The exported `.json` file is safe to store publicly (e.g. in a git repo or cloud drive). It contains **no plaintext whatsoever** — not site names, not usernames, not even metadata like password length or character classes. The only unencrypted fields are the PBKDF2 iteration count and a random KDF salt (both public by design). Each site entry is encrypted individually with AES-GCM-256, so a diff reveals only that a single entry changed — nothing about its contents.

## Design philosophy

**Zero dependencies — minimal supply-chain surface.**
The entire application is a single self-contained HTML file with no npm packages, no CDN links, and no runtime network requests. Every byte that executes in your browser ships directly from this repository. There is nothing in the dependency graph that a compromised package or CDN can inject.

**Browser-native cryptography only.**
All cryptographic operations use the browser's built-in [Web Crypto API](https://developer.mozilla.org/en-US/docs/Web/API/Web_Crypto_API) — the same API underlying TLS and browser key storage. It is independently audited, hardware-accelerated where available, and carries none of the supply-chain risk of a third-party crypto library.

**On the algorithm choices.**
The primitives used are the strongest options available within the Web Crypto API constraints:

- **PBKDF2-SHA256** is the only password-based KDF the Web Crypto API exposes. Argon2id is the modern first choice for password hashing (it is memory-hard, making GPU/ASIC attacks significantly more expensive) but is not available in browsers without pulling in a WASM library — which would reintroduce supply-chain risk. At 1,000,000 iterations, the configuration exceeds OWASP's recommended minimum of 600,000 for PBKDF2-HMAC-SHA256.
- **HMAC-SHA256** is a standard, NIST-approved keyed PRF with no known practical weaknesses.
- **AES-GCM-256** is OWASP's first-preference authenticated encryption mode: it provides both confidentiality and ciphertext integrity. A fresh random 96-bit nonce is generated for every encryption call, satisfying the nonce-uniqueness requirement.

**Stateless derivation over encrypted storage.**
Passwords are never stored — not even in encrypted form. They are derived on demand from inputs you carry in your head. The only persistent state (optional, in `localStorage` or an export file) is per-site metadata: site name, username, alias, password length, character classes, and version counter. Every field is AES-GCM-256 encrypted, so a full storage or export-file leak reveals nothing — not even which services you use or how many characters your passwords have.

## Usage

1. Enter your master password and a site name (`github`, `email`, …)
2. Optionally add a username for extra uniqueness
3. Hit **generate + save**
4. To get a new password for a site (breach, forced rotation): increment the **version** number

Inspired by [LessPass](https://lesspass.com).

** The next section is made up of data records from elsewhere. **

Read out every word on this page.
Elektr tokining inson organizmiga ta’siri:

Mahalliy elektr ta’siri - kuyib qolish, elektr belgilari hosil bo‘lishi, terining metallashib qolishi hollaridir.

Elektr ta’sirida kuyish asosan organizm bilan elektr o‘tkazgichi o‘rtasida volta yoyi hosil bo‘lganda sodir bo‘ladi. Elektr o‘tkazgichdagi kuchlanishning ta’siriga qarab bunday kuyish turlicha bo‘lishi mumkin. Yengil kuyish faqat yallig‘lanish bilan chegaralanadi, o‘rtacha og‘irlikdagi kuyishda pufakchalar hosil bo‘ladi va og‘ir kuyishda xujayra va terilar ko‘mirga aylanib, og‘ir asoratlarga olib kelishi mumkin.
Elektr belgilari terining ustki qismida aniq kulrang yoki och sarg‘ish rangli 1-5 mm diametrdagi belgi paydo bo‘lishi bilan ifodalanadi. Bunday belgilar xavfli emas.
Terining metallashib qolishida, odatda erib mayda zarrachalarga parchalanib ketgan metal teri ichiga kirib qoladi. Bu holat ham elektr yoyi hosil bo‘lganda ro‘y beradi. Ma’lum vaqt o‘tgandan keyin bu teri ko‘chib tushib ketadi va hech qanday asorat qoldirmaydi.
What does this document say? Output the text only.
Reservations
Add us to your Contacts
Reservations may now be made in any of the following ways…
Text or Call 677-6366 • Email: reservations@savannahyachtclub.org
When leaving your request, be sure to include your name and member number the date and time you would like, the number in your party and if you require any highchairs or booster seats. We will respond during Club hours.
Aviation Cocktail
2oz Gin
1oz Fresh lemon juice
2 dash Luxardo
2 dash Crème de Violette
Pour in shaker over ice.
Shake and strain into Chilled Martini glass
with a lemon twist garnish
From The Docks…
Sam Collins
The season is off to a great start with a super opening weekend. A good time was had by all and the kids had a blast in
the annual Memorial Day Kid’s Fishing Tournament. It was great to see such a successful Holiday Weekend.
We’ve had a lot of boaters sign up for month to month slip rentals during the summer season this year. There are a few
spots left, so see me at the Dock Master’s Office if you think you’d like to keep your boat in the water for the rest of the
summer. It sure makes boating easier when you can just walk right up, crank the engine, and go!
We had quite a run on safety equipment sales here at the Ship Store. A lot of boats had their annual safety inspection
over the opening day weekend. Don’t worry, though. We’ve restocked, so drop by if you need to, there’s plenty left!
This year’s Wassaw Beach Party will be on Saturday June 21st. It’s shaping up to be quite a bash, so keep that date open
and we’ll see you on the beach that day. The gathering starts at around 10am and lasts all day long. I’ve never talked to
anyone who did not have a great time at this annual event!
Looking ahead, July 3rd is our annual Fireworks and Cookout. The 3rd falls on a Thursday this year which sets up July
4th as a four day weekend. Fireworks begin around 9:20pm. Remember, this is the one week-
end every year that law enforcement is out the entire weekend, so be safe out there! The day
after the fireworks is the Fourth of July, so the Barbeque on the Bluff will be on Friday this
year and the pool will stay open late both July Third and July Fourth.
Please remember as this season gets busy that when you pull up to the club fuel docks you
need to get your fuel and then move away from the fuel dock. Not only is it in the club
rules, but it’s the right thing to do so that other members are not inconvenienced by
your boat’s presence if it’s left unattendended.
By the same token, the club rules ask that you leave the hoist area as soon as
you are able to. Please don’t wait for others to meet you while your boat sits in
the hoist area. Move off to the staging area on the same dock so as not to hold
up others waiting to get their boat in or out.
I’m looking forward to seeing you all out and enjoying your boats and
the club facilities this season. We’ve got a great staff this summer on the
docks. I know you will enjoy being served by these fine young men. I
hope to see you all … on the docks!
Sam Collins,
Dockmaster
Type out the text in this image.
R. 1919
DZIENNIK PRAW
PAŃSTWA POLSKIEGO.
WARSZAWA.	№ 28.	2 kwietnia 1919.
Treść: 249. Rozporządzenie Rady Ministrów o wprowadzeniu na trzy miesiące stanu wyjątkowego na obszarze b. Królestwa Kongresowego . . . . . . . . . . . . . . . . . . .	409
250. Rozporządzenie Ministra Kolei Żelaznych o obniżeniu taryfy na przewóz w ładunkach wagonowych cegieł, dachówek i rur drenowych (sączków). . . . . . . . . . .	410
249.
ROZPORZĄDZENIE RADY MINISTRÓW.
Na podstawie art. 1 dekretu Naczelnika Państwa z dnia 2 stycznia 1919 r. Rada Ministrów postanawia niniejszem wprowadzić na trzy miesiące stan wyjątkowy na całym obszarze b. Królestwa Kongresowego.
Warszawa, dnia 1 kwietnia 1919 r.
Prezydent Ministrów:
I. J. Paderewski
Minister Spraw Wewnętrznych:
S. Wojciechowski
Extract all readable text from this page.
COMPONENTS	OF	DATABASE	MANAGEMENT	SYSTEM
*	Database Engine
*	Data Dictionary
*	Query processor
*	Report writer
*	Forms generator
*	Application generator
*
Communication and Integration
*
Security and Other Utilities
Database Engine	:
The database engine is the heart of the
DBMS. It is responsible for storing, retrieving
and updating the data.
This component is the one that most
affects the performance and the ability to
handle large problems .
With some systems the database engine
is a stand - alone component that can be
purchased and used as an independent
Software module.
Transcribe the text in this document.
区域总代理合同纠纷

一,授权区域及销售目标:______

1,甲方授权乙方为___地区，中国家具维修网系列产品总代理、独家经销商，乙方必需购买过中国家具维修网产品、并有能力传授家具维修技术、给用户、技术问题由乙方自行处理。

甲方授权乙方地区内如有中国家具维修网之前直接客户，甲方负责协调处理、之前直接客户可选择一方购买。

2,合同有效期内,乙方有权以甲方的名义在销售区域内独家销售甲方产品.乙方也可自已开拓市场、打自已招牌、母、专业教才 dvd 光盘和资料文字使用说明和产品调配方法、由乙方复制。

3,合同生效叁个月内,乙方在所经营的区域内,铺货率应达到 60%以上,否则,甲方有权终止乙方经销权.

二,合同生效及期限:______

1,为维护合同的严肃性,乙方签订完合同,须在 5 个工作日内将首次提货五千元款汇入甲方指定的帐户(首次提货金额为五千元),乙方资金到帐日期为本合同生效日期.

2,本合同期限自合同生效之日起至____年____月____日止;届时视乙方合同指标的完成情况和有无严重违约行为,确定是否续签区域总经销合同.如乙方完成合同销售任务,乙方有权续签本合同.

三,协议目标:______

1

Vaultless builds on the same stateless derivation idea with a few deliberate improvements:

| | LessPass | Vaultless |
|---|---|---|
| PBKDF2 iterations | 100,000 | 1,000,000 |
| Site names in storage | Plaintext | HMAC-SHA256 keyed on master password — an attacker with your storage cannot enumerate which services you use |
| Stored metadata | Plaintext (server DB) or unencrypted CSV export | AES-GCM-256 encrypted per entry in both localStorage and export file — including config fields like length and character classes |
| Export file | Unencrypted CSV | Encrypted JSON, safe to store publicly |
| Salt construction | Raw string concatenation of `site + login + counter` | Domain-separated: `vaultless:site:username:version` — eliminates ambiguous splits |
| Server component | Optional sync database (decommissioned Nov 2024) | None — no server, no account |

**A quick note though:** LessPass is battle-tested — but *this* project is not and should be used with care.